Family says Zoricic's death was 'entirely avoidable'
Published Wednesday, April 25, 2012 7:58PM EDT
The grieving family of Nik Zoricic called the Canadian skicross racer's death "entirely avoidable" on Wednesday, demanding a full investigation into the safety measures taken at the Swiss ski hill where he was killed last month.
"Knowing this could have been absolutely prevented makes this so much more painful and hurtful," mother Silvia Brudar told a press conference on Wednesday. "Every cell in my body hurts, but knowing this could have been avoided makes it agony."
Zoricic, a 29-year-old experienced skier from Toronto, suffered severe head injuries and died when he smashed into a safety net at the side of a skicross course in Grindelwald, Switzerland on March 10.
The crash occurred during the final jump of the race, when Zoricic fell into safety netting and landed wide of the finish line.
The family demanded on Wednesday that Alpine Canada and the International Ski Federation launch a complete investigation into the circumstances behind Zoricic's death.
"The level of negligence and incompetence here is so extreme that this cannot be swept under the carpet," said family lawyer Timothy Danson, of the firm Danson Recht LLP. "We hope that the public, not just in Canada but all across the ski world, demand that this be properly investigated."
In a statement on Wednesday, Alpine Canada said an investigation is currently being conducted by Swiss police and state authorities, and they planned to review the findings of that investigation.
"Alpine Canada is also working with the International Ski Federation (FIS) to try to prevent similar accidents from happening in the future and will actively participate in the FIS ski cross advisory group which includes alpine-skiing specialists and snowboard experts," the statement read.
‘This was no freak accident'
Alpine Canada has previously said Zoricic's crash was a "freak accident" and that there was no reason to believe that the skicross race is unsafe.
"This was no freak accident.
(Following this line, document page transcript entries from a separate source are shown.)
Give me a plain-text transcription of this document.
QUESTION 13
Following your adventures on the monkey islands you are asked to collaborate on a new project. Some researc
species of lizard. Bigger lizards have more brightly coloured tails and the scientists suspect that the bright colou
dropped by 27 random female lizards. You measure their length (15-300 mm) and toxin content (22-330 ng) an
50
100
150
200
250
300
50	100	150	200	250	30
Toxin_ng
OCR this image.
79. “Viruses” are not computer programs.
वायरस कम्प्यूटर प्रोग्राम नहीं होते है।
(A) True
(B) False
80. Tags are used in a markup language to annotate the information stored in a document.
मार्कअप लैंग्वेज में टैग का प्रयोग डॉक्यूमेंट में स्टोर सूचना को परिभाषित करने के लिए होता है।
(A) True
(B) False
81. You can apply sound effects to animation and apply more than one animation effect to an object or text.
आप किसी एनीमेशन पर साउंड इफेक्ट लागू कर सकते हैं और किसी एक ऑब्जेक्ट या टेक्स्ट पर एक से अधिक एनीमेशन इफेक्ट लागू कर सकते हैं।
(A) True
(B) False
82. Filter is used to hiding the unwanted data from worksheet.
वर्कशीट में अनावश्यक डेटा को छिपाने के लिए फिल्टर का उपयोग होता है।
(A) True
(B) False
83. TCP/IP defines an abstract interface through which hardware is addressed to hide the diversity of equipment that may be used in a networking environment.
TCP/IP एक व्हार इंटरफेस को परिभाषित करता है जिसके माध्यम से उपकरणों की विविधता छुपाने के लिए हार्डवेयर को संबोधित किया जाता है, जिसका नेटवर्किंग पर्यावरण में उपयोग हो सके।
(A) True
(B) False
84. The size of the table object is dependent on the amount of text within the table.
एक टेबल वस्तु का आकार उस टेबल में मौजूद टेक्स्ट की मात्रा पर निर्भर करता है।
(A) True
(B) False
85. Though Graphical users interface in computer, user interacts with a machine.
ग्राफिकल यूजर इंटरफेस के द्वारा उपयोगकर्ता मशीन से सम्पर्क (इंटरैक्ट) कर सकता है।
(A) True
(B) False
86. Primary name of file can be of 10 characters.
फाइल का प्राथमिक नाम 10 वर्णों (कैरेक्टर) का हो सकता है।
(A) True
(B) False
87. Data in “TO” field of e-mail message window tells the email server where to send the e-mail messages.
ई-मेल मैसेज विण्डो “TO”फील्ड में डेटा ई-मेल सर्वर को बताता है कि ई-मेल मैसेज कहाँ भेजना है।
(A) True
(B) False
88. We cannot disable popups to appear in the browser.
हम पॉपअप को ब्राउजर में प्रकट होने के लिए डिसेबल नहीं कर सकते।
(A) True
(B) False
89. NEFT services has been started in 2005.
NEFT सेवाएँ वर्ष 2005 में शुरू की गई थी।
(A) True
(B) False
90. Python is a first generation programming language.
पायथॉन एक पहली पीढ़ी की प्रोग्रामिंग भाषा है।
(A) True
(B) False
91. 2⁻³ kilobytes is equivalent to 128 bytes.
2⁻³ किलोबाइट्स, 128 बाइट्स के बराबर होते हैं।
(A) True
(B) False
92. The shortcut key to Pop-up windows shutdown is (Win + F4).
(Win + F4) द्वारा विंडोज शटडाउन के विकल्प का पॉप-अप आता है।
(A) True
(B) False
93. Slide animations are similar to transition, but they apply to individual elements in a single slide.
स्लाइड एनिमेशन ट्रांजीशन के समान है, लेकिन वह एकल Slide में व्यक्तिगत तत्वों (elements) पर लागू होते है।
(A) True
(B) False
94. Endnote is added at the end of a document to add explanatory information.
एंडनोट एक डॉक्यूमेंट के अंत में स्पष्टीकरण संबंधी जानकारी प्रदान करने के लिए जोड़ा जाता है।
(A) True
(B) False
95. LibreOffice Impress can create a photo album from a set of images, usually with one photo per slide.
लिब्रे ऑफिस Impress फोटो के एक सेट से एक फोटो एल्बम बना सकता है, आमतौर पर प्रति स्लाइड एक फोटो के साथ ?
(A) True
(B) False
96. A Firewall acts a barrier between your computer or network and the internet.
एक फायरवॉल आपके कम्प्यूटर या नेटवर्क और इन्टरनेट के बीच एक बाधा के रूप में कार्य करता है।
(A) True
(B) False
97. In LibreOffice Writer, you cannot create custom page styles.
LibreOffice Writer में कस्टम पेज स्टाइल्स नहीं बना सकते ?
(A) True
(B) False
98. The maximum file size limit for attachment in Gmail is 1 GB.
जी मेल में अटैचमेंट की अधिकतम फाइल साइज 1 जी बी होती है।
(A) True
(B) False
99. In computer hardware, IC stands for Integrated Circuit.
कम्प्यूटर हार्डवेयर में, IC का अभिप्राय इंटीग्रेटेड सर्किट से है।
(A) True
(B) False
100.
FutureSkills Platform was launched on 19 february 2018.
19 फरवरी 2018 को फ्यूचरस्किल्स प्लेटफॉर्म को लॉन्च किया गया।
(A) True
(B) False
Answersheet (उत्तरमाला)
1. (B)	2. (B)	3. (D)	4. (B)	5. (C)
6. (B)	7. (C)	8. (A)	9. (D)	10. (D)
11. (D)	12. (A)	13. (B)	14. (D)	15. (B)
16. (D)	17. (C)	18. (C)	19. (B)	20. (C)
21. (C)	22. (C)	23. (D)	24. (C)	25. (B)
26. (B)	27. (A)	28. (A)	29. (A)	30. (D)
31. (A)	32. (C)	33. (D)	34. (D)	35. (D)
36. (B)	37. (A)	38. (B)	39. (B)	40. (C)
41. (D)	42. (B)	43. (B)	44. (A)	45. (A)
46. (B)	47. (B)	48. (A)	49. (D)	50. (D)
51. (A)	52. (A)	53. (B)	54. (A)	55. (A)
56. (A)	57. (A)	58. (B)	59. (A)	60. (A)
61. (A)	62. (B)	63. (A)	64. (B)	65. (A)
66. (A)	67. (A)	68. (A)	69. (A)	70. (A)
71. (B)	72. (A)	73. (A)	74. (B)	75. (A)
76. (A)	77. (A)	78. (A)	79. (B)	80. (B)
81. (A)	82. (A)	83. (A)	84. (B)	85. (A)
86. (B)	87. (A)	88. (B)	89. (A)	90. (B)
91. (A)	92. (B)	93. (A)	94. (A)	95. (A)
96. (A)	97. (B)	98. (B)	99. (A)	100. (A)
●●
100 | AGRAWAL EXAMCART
The finish line of the World Cup event was a death trap," said Danson on Wednesday.
"It is unacceptable that an elite athlete like Nik Zoricic can make a perfect landing, barely miss the finish line by one metre and be killed for it.
"All right-thinking people would certainly agree that if you miss the finish line by a few feet, the result should be disqualification, not death."
With Zoricic's mother, father and sister at his side, Danson combed through footage of the crash during Wednesday's press conference and outlined what he described as "incomprehensible and stunning negligence."
He said safety measures were lacking along the finish line, leaving skiers who flew wide off the final jump facing treacherous conditions, including ungroomed snow, improper fencing and a packed snowbank, which Zoricic crashed into before collapsing.
Zoricic's family said they were not planning to take legal action, saying that by addressing the real cause of his death they hoped to avoid similar incidents in the future.
Danson says he has received tips that authorities were warned that the course was not safe. He said by taking the threat of litigation off the table, he hoped those involved would feel comfortable coming forward.
"We need everyone involved to come forward and speak honestly and frankly, so that such a tragic outcome will not happen again in the future," he said. "By taking all legal options off the table, people will be able to come forward and speak frankly and honestly without fear of legal reprisal."
In skicross competitions, racers navigate a course of banks and ridges, making various jumps to reach the finish line. Zoricic had raced on the World Cup circuit for more than three years.
His death was a huge blow to Canada's professional skiing community, already reeling from the loss of another young star, Sarah Burke.
Burke, also 29, died in January after crashing during a freestyle skiing training run in Utah.
In a written statement released shortly after Zoricic's death, his father said: "Nik loved what he did. Ski racing was his life and he enjoyed every moment of it."